Il convient donc d’avancer vers un nouveau modèle d’organisation sociale, politique et économique fondé, notamment, sur d’autres modes de satisfaction que la surconsommation, sur une gestion économe des ressources non renouvelables, le développement de circuits courts de production et de distribution, une forte intégration sociale et territoriale. Dans ce sens, les multiples initiatives locales déjà développées par les sociétés civiles doivent être prises en compte.

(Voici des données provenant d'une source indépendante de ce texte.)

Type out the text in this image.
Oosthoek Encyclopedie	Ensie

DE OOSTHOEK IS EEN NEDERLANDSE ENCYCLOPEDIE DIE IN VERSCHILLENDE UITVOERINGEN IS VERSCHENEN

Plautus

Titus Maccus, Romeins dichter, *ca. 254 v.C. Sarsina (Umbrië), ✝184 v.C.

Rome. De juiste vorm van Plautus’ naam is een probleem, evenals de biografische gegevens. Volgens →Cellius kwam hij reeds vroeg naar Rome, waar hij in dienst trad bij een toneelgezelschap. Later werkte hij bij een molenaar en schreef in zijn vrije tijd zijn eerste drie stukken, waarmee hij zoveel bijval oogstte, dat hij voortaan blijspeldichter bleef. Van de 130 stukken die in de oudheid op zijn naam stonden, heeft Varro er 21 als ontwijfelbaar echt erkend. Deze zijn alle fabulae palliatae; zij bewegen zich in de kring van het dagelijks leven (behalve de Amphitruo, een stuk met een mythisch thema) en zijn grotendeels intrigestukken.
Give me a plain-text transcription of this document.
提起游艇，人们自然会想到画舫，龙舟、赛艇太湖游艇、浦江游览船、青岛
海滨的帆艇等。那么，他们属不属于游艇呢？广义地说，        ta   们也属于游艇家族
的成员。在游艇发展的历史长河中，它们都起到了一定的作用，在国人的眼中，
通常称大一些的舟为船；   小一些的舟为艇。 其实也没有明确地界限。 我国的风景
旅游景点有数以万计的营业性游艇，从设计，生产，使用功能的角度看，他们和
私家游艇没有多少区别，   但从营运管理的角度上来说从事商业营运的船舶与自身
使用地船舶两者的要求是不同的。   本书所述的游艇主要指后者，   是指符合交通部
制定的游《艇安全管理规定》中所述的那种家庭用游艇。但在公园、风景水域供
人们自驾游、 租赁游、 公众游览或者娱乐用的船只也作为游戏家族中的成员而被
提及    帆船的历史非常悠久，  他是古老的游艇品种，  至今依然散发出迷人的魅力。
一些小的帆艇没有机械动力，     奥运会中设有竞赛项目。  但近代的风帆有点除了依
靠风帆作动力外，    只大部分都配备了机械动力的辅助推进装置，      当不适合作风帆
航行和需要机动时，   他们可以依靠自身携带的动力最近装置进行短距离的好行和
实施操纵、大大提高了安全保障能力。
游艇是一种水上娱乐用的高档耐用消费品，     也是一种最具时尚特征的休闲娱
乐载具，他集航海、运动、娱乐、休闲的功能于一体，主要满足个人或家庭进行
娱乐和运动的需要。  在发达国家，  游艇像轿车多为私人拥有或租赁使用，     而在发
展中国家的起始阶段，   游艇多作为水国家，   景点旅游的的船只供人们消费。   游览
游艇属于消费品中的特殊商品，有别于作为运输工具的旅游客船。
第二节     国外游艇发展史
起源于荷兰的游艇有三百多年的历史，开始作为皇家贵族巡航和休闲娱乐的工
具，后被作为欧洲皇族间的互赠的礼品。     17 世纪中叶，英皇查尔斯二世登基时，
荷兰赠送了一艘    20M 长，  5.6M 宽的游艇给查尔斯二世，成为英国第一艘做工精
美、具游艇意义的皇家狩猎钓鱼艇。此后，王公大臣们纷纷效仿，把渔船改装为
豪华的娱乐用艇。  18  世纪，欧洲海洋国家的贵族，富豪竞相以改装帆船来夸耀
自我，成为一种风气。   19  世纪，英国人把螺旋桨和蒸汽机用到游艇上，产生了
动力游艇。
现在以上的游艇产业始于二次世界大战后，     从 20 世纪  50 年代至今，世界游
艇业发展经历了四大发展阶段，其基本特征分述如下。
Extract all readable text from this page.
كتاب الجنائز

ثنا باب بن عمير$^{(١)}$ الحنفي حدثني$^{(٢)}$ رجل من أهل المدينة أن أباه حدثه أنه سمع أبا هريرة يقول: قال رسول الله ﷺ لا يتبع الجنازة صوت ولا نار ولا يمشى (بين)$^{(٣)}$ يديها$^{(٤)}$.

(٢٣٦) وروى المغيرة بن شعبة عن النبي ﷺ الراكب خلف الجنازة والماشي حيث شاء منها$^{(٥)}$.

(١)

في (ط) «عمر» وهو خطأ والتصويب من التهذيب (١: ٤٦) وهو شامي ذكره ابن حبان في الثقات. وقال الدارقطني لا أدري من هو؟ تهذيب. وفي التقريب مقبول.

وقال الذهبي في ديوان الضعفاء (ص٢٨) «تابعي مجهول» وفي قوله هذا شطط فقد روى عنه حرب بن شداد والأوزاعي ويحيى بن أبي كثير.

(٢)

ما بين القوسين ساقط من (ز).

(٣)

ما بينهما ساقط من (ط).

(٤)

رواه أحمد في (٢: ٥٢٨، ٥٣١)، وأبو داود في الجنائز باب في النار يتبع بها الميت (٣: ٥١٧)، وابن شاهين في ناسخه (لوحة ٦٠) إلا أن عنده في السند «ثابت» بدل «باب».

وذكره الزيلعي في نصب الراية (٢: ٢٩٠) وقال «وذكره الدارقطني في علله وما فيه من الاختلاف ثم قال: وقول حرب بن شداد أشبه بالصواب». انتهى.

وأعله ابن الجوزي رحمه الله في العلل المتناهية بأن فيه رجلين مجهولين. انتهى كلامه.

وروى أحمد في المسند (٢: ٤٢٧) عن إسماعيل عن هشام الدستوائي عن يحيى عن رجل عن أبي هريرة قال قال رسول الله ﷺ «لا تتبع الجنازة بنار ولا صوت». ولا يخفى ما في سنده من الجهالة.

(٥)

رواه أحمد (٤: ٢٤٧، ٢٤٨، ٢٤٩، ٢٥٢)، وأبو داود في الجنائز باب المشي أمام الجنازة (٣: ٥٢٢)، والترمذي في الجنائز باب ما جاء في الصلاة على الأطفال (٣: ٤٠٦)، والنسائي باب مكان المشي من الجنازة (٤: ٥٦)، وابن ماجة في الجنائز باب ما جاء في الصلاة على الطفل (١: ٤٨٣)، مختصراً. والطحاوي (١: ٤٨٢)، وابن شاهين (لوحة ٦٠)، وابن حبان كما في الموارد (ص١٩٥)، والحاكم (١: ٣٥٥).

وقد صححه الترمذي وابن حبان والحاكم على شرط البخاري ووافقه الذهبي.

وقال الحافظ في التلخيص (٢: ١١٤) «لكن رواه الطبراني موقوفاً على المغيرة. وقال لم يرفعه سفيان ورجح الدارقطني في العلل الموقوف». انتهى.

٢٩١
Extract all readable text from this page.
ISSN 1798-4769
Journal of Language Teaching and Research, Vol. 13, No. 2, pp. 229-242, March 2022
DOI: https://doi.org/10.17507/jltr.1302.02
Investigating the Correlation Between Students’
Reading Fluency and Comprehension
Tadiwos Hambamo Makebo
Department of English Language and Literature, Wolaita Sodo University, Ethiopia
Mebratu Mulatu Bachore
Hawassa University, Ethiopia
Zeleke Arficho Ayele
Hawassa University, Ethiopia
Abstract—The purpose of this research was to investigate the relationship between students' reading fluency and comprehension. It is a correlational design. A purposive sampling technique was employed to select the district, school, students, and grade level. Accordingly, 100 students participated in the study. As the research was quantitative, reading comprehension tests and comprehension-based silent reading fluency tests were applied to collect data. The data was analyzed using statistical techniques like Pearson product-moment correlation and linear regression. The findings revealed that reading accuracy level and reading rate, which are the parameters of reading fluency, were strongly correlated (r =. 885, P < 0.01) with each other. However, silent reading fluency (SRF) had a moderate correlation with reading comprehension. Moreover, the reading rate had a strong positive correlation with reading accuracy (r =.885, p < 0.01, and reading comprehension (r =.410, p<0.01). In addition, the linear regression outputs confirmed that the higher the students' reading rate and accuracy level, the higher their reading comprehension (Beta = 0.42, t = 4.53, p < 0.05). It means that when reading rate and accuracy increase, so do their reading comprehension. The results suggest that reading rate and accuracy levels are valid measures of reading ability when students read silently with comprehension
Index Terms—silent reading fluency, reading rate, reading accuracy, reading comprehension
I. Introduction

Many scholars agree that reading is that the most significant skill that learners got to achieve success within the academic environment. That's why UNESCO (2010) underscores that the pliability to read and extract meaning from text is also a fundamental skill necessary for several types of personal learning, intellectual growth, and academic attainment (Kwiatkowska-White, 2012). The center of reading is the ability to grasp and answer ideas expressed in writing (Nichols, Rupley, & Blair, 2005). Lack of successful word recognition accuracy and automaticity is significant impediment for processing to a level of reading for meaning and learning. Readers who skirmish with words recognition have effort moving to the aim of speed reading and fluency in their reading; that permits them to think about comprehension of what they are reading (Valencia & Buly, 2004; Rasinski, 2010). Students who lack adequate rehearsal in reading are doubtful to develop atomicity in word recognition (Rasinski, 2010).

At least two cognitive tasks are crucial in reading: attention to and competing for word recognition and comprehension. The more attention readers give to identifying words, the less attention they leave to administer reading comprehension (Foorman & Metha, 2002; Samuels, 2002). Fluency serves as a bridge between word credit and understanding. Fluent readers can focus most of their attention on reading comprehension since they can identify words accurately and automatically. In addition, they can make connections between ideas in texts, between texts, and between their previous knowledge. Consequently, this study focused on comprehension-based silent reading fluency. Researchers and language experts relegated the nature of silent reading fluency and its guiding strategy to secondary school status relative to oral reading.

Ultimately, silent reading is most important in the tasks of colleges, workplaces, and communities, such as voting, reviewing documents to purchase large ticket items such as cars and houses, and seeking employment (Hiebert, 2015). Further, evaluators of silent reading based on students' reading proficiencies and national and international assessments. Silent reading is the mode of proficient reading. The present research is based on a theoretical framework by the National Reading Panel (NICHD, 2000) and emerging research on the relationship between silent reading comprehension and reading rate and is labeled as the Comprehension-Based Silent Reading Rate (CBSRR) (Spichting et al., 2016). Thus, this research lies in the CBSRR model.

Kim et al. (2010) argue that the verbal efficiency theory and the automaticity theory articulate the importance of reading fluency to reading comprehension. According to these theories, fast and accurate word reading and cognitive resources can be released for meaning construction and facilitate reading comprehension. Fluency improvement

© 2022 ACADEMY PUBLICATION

→ La pertinence de penser de futurs objectifs de façon modulable, en termes de temps (temps court/temps long) et d’espace, adaptés aux contextes nationaux, régionaux et locaux. Si les objectifs doivent reposer sur des principes universels, tous ne doivent pas forcément être construits sur le même modèle « taille unique », certains peuvent être transversaux et destinés à mettre fin à des pratiques nuisibles, d’autres doivent être réfléchis dans une perspective plus longue de transition.
→ La nécessité de définir des indicateurs :
-  participatifs : conçus et suivis avec l’apport des populations concernées, notamment les plus exclues
-  mesurables : indicateurs sur lesquels les gouvernements s’engagent et sont redevables
-  qualitatifs : car les seules moyennes masquent les inégalités
-  pluridisciplinaires : reflétant l’impact sur l’ensemble indivisible des facettes de la pauvreté
-  de cohérence : garantissant qu’une politique ne se retourne pas contre les populations concernées (environnement au détriment du travail par exemple)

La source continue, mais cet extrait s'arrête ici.